After all, what’s the point of paying homage to a regular schmuck?
So it is that Trudeau’s celebrity status also confers upon him the aura of a perfect politician, a leader who is imbued with positivity and idealism, whose motives are completely pure, whose aims are utterly noble, and whose hair has achieved a divine level of flawlessness.
That’s why, unlike regular, run-of-the-mill, non-celebrity politicians, Trudeau doesn’t need policies or platforms or, you know, anything actually resembling a real idea.
Indeed, the implied Liberal “marketing” message is that Trudeau, through a combination of celebrity superpowers and Chinese-communist-style efficiency, will painlessly and effortlessly solve all our problems.
The budget will balance itself;
Alberta will develop oil sands in a way that
makes the air smell like roses; and once Trudeau discovers the “root causes” of
evil, Vladimir Putin and ISIS will turn away from aggression and dedicate
themselves to helping homeless puppies.
Who can compete with a narrative like that? No wonder Trudeau is soaring in the polls.
Of course, somewhere deep in our hearts, we all realize the Trudeau story is really just a nice fairy tale, just as know that Kermit the Frog is really just a piece of felt with buttons for eyes.
But the Trudeau fairy tale is one we desperately want to believe.
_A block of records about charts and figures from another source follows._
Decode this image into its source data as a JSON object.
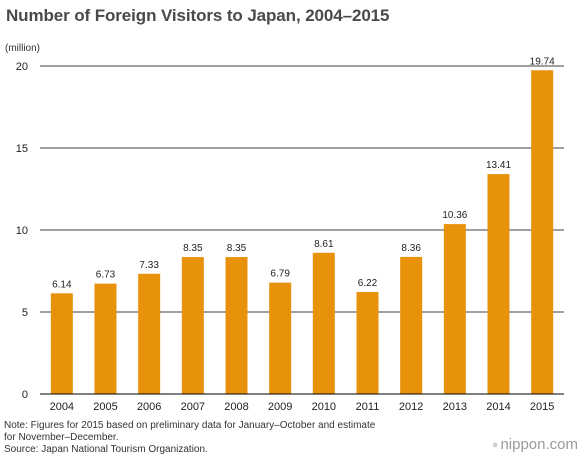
{
  "title": "Number of Foreign Visitors to Japan, 2004–2015",
  "unit_label": "(million)",
  "notes": [
    "Note: Figures for 2015 based on preliminary data for January–October and estimate",
    "for November–December.",
    "Source: Japan National Tourism Organization."
  ],
  "brand": "nippon.com",
  "colors": {
    "bar": "#e8920c",
    "grid": "#000000"
  },
  "chart_data": {
    "type": "bar",
    "title": "Number of Foreign Visitors to Japan, 2004–2015",
    "xlabel": "",
    "ylabel": "(million)",
    "categories": [
      "2004",
      "2005",
      "2006",
      "2007",
      "2008",
      "2009",
      "2010",
      "2011",
      "2012",
      "2013",
      "2014",
      "2015"
    ],
    "values": [
      6.14,
      6.73,
      7.33,
      8.35,
      8.35,
      6.79,
      8.61,
      6.22,
      8.36,
      10.36,
      13.41,
      19.74
    ],
    "value_labels": [
      "6.14",
      "6.73",
      "7.33",
      "8.35",
      "8.35",
      "6.79",
      "8.61",
      "6.22",
      "8.36",
      "10.36",
      "13.41",
      "19.74"
    ],
    "ylim": [
      0,
      20
    ],
    "yticks": [
      0,
      5,
      10,
      15,
      20
    ],
    "grid": true,
    "legend": "none"
  }
}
We want to believe there’s a leader out there who can magically make the country a better place, who can unite us all regardless of race, region or hockey affiliation, who can rise above partisan political bickering, who will let us have our cake and eat it too.
We don’t want to pull back the curtain and see Trudeau for what he really is: a likable but inexperienced, gaffe-prone politician who is probably incapable of uttering anything beyond carefully rehearsed platitudes.
That would force us to face the ugly truth: that no matter who is prime minister, no matter which party is in charge, politics is a messy, tough, cynical, scandal-prone business that offers no clear cut or easy answers.
Who wants to contemplate that harshness when it’s so much easier, so much more satisfying to believe in Trudeau’s rainbows and lollipops agenda?
As Oscar Wilde put it, “illusion is the first of all pleasures.”
Consequently, because it gives us pleasure, Trudeau remains firmly atop his celebrity pedestal, meaning he has a good chance of becoming our next prime minister.
Then, I guess, we will see what happens when illusion confronts reality.